Тот красивый снаряд превратится в непрочный цветок.

В скором времени память моя растворится в пространстве,

Моей кровью она окровавит миры, и моря,

И долины, и горы, и звезды в предвечном убранстве.

И, окрашена кровью в распахнутом настежь пространстве,

Возмужает окрепшая, полная силы заря.

Всей потерянной памятью снова живущий вовеки,

Я прильну к твоей нежной груди и смежу твои веки,

Распущу твои волосы и зацелую уста.

Ты со мной не состаришься, ты обновишься навеки,—

Ты останешься вечно такой, молода и чиста.

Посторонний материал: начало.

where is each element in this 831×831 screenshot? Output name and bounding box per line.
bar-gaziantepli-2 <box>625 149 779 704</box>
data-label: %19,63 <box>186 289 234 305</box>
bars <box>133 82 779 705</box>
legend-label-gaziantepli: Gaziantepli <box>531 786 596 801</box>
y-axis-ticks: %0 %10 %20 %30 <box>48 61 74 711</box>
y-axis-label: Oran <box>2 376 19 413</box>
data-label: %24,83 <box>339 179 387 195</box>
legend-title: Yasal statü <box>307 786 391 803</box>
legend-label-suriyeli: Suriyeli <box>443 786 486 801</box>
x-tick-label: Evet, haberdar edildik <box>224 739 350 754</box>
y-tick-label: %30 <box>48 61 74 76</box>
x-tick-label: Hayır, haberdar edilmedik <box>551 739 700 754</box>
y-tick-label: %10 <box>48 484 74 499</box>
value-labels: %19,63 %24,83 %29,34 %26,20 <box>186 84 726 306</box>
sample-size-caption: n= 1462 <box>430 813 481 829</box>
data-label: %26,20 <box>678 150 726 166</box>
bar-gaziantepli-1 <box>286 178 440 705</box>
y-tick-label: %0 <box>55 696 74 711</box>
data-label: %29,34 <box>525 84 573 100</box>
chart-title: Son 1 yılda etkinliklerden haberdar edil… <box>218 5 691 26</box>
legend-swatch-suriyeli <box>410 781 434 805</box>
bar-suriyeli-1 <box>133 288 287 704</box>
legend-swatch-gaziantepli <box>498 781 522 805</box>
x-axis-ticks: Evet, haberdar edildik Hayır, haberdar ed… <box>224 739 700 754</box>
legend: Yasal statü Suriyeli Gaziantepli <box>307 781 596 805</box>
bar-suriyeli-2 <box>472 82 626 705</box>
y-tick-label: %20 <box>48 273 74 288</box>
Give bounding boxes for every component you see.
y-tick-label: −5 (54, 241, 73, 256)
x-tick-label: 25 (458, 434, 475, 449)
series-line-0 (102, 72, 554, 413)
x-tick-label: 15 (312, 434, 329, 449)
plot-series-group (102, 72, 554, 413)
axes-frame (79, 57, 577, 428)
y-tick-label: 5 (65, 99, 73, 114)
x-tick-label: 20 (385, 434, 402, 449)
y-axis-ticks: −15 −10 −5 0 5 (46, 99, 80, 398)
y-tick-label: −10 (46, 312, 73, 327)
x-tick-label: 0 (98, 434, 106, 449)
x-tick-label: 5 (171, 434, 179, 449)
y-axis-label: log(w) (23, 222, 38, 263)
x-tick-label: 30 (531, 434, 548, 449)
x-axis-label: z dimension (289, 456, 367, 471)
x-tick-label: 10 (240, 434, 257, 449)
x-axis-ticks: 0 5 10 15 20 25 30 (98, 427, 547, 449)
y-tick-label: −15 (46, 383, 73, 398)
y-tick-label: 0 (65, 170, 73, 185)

Это кровь моя брызжет и заново мир украшает,

Это солнце свершает свой круг, запылав от нее,

Крепче пахнут цветы, и волна за волной поспешает,

И любовь моя заново, заново мир украшает,

И счастливый любовник вторгается в тело твое!

Если я и погибну, Лулу, обречен на забвенье,—

Вспоминай меня всё же, задумайся хоть на мгновенье

О любви нашей юной, о пламени наших ночей.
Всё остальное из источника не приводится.